Fracture nonunion poses a significant clinical problem. In the United States, approximately 1.6 million bone fractures encounter prolonged healing or non-union each year. Fracture nonunion treatment usually involves complicated and massive procedures in practice, and sometimes needs multiple surgeries, therefore increases the cost of health care and results in marked patient disability. The major population bearing with these clinical complications are patients with inflammatory conditions, e.g, elder patients, smoking, diabetic or rheumatoid arthritis (RA) patients, highlighting the potential deleterious role of chronic systemic inflammation in fracture r epair. The overarching hypothesis of this proposal is that under inflammatory conditions, Dnmt3b overexpression on stem cells can be achieved in an auto-regulated and feedback-controlled manner and therefore leads to restoration of stem cell differentiation in cell cultures and fracture repair in RA mice. This hypothesis is supported by our preliminary data wherein we show that Dnmt3b is highly expressed in fracture callus during fracture repair and Dnmt3b is the major DNA methyltransferase (Dnmt) responsive to cytokines in MPCs. Relevant to our proposal, we provide evidence that 1) inflammation decreases Dnmt3b expression in MPCs in vivo and in vitro and leads to fracture nonunion; 2) inflammatory signals inhibit Dnmt3b in an NF-?B- dependent manner; and 3) Dnmt3b gain-of-function (GOF) in MPCs shows protective effect from inflammation in vitro and accelerates fracture repair in mice. We therefore propose to further engineer feedback-controlled anti-inflammatory stem cells with Dnmt3b overexpression, making the cells have the capacity to tune inflammation and meanwhile overcome DNA methylation alterations. CRISPR/Cas9 genome editing platform will be used to generate self-regulated anti-inflammatory stem cells and examine its effect against inflammation on stem cell differentiation in vitro and in vivo in the context with fracture repair. Two main Specific Aims are proposed.

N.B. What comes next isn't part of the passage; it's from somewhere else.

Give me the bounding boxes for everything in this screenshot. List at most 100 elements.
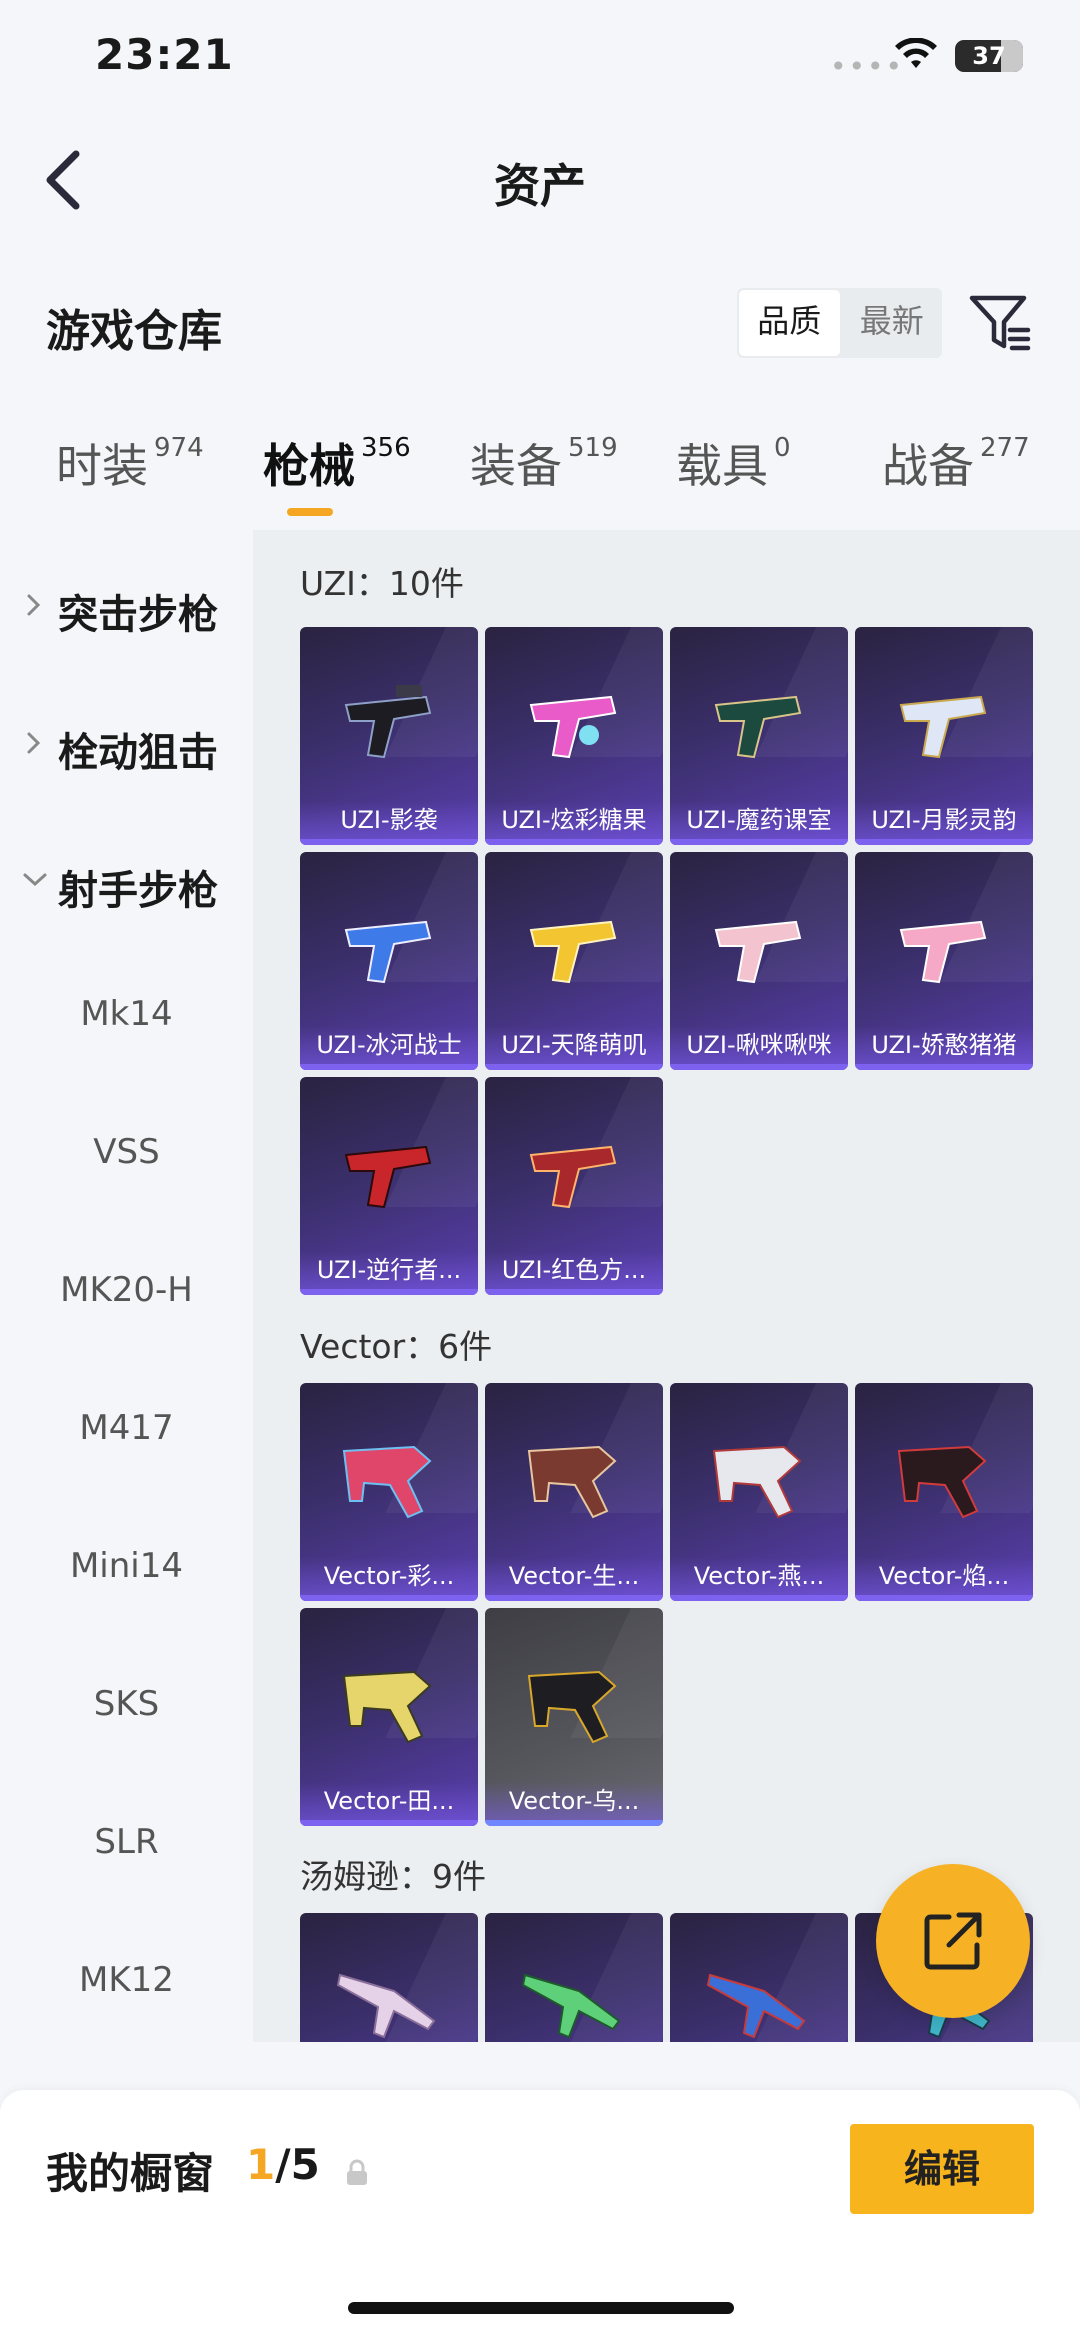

Specific Aim 1 will establish the effect of Dnmt3b overexpression on restoration of DNA methylation and stem cell differentiation under inflammation in vitro.
Specific Aim 2 will establish the protective effect of self-regulated stem cells on fracture nonunion against inflammation in vivo. This work will define Dnmt3b as a novel target to treat fracture nonunion. The customized therapeutic stem cells will open innovative possibilities for more effective treatments to fracture nonunion especially under inflammatory diseases.
Fracture nonunion poses a significant clinical problem and its treatment usually involves complicated and massive procedures in practice, and sometimes needs multiple surgeries, therefore increases the cost of health care and results in marked patient disability. The main goal of this study is to define Dnmt3b as a novel target to treat fracture nonunion and examine the protective effect of self-regulated anti-inflammatory stem cells on cell differentiation in the context with fracture repair. This work will establish the potential cell-based therapy against inflammation in delayed fracture healing and fracture nonunion.